Motion Prediction Abilities in Autism Spectrum Disorder

Thursday, May 12, 2016: 5:30 PM-7:00 PM
Hall A (Baltimore Convention Center)
K. B. Schauder1, W. J. Park2, O. Kwon2, D. Tadin2 and L. Bennetto1, (1)Clinical and Social Sciences in Psychology, University of Rochester, Rochester, NY, (2)Brain and Cognitive Sciences, University of Rochester, Rochester, NY
Background: Individuals with autism spectrum disorder (ASD) prefer routine and have difficulties in unpredictable situations (e.g., social interactions). Emerging theories suggest that an underlying prediction impairment may contribute to ASD (Van de Cruys et al., 2014; Sinha et al. 2014). Prediction occurs at various information processing levels, making this account appealing to understanding ASD at a mechanistic level. However, it is crucial to determine the nature and extent of this impairment empirically. One ubiquitous type of prediction that has been studied in typical development is motion prediction, which requires estimating future object position based on experienced sensory information. Real world examples include predicting when a moving car will emerge from a driver’s blind spot and knowing when to swing at a baseball. Motion prediction abilities have not yet been assessed in ASD.

Objectives: To investigate motion prediction abilities in ASD.

Methods: 20 children and adolescents with ASD and 20 age- and IQ- matched typically developing (TD) controls completed a standard motion prediction task. Participants viewed an object that moved across the screen and disappeared behind a visual occluder; their task was to press a button when they thought the object had arrived at the visual target at the end of the occluder. Speed of object motion (10-20 deg/sec) and occluder length (0.5-20 deg) varied independently across trials, which together determined occlusion time. Mixed Model ANOVAs were used to examine effects of occlusion time and diagnostic group on three common measures of prediction ability.

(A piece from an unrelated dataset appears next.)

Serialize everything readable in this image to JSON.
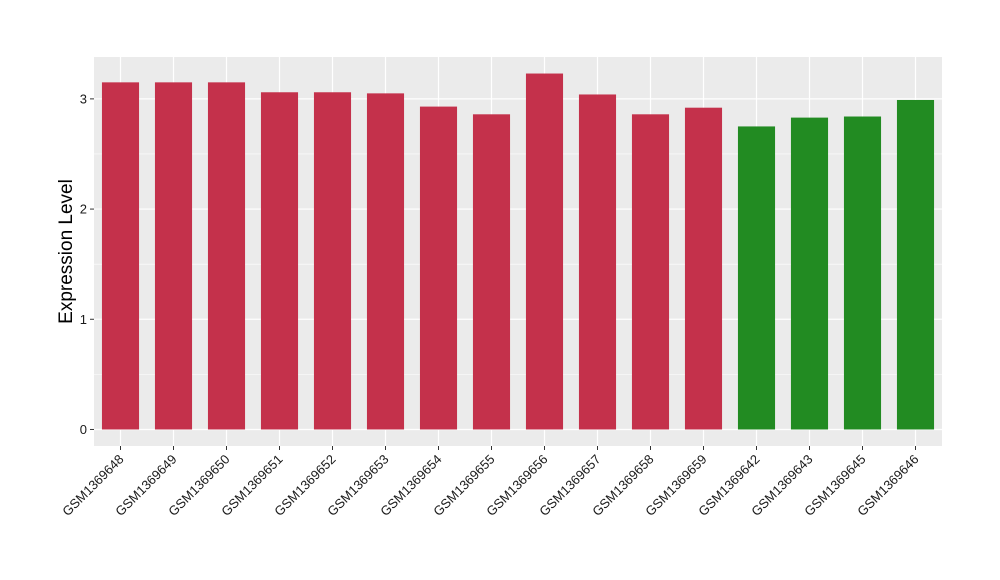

Constant error represents the difference between participants’ estimate and the actual time to target, with negative values representing a bias to respond too quickly. Absolute error represents the discrepancy between actual and estimated time to target contact irrespective of under- or over- estimation. Variable error is the standard deviation of the individual’s constant error, representing consistency of estimations across trials.

Results: For all three measures, there was a main effect of occlusion time indicative of increased error as prediction demands increase (all p’s < .001). For constant error, there was a significant group x occlusion time interaction (F(9,38) = 3.22, p< .05), in which the ASD group underestimated the stimulus’s arrival to the target more than the controls at the longest occlusion times (> 1s). However, for absolute and variable error, group differences and group x occlusion time interactions were not significant.

Conclusions: Overall, individuals with ASD did not differ from those with TD in their abilities to estimate the time to target contact of a moving stimulus, suggesting that motion prediction abilities are not generally affected in ASD. However, greater underestimation in ASD at the longest occlusion times may represent a systematic bias or particular kind of prediction deficit at occlusion times longer than one second. Ongoing analysis of eye tracking data from this task will provide additional insights into tracking strategies used to perform this task. Although prediction deficits are not robustly apparent in this nonsocial, laboratory task, future studies should examine prediction abilities in ASD in social and other higher level processing domains.